Although a single test appeared sufficient to measure VO2peak in HF patients as well as healthy subjects,33 there has been no report evaluating the reproducibility of VO2peak in HFpEF patients. In our laboratory, 2 maximal exercise tests were performed to enroll subjects in our studies; the main purpose of the first maximal exercise test was to assess myocardial ischemia, and the second test was to assess VO2peak. In the present study, VO2peak on day 2 was closely correlated with that on day 1 (r2 = 0.96). However, VO2peak was larger on day 2 than day 1 by 7% (P = .038), with a small increase in peak heart rate, Table V. This observation raises the possibility that at least some of the changes observed in our study from day 1 to day 2, and perhaps some of the changes in exercise capacity observed in other studies may be partly influenced by a learning effect, that is enhanced by regular exercise training in the intervention groups.

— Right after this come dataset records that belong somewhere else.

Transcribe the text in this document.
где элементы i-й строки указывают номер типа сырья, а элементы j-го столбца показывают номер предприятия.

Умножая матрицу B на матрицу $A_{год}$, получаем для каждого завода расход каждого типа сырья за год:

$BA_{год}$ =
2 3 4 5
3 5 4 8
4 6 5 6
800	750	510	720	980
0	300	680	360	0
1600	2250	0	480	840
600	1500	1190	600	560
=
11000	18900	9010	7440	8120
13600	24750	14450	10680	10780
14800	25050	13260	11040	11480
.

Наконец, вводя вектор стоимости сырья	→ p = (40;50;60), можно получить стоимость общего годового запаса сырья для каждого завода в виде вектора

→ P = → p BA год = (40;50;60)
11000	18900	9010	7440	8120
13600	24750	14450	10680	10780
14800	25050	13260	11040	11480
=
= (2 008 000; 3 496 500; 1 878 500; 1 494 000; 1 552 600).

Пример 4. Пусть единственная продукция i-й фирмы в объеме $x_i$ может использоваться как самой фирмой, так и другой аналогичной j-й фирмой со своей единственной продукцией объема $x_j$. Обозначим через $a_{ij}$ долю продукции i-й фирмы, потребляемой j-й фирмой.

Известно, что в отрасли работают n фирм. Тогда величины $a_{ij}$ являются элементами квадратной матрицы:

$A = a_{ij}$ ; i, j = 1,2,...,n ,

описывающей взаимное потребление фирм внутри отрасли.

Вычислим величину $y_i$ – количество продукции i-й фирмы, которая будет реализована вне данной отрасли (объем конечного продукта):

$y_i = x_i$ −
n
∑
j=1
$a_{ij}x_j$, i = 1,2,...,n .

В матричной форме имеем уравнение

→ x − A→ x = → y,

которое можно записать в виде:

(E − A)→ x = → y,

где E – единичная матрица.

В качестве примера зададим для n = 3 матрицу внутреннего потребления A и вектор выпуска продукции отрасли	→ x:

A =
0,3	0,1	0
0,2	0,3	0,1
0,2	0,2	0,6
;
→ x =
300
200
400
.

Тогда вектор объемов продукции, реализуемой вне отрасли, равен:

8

There are several limitations. First, the number of HFpEF patients who completed a year of training was very small. However, power analysis for LV stiffness showed that the sample size (n = 7, difference 0.0002; SD, 0.048; 95% confidence interval, −0.044 to 0.044) was sufficient to detect a true difference in the mean change of LV stiffness of −0.061 or 0.061 with a probability of type II error at <20%. Therefore, it is possible but unlikely that a physiologically meaningful difference was missed due to a type II error. Second, we enrolled no HFpEF patients who served as controls without exercise training because of the challenge in recruiting patients who met our strict inclusion criteria.11 If we had studied HFpEF patients after a year with no exercise training, it is possible that LV stiffness could have deteriorated and the exercise training actually preserved LV diastolic function. Third, LV pressure-volume curves were evaluated using mean PCWP as a surrogate for LV filling pressure. However, none of our patients had clinically significant valvular abnormalities or pulmonary disease which might alter this relationship. Lastly, Ea was not assessed by use of directly measured central aortic pressure. As there may be significant variability in the reflected wave contribution to end-systolic pressure,34 the failure to identify improvements in Ea in our patients might be related to the lack of measurements of central aortic pressure in the derivation of Ea.
One year of endurance training failed to impart favorable effects on cardiovascular stiffness or function in HFpEF. However, this “dose” of exercise training had at least no deleterious effects on such clinical predictors of mortality and morbidity in HFpEF.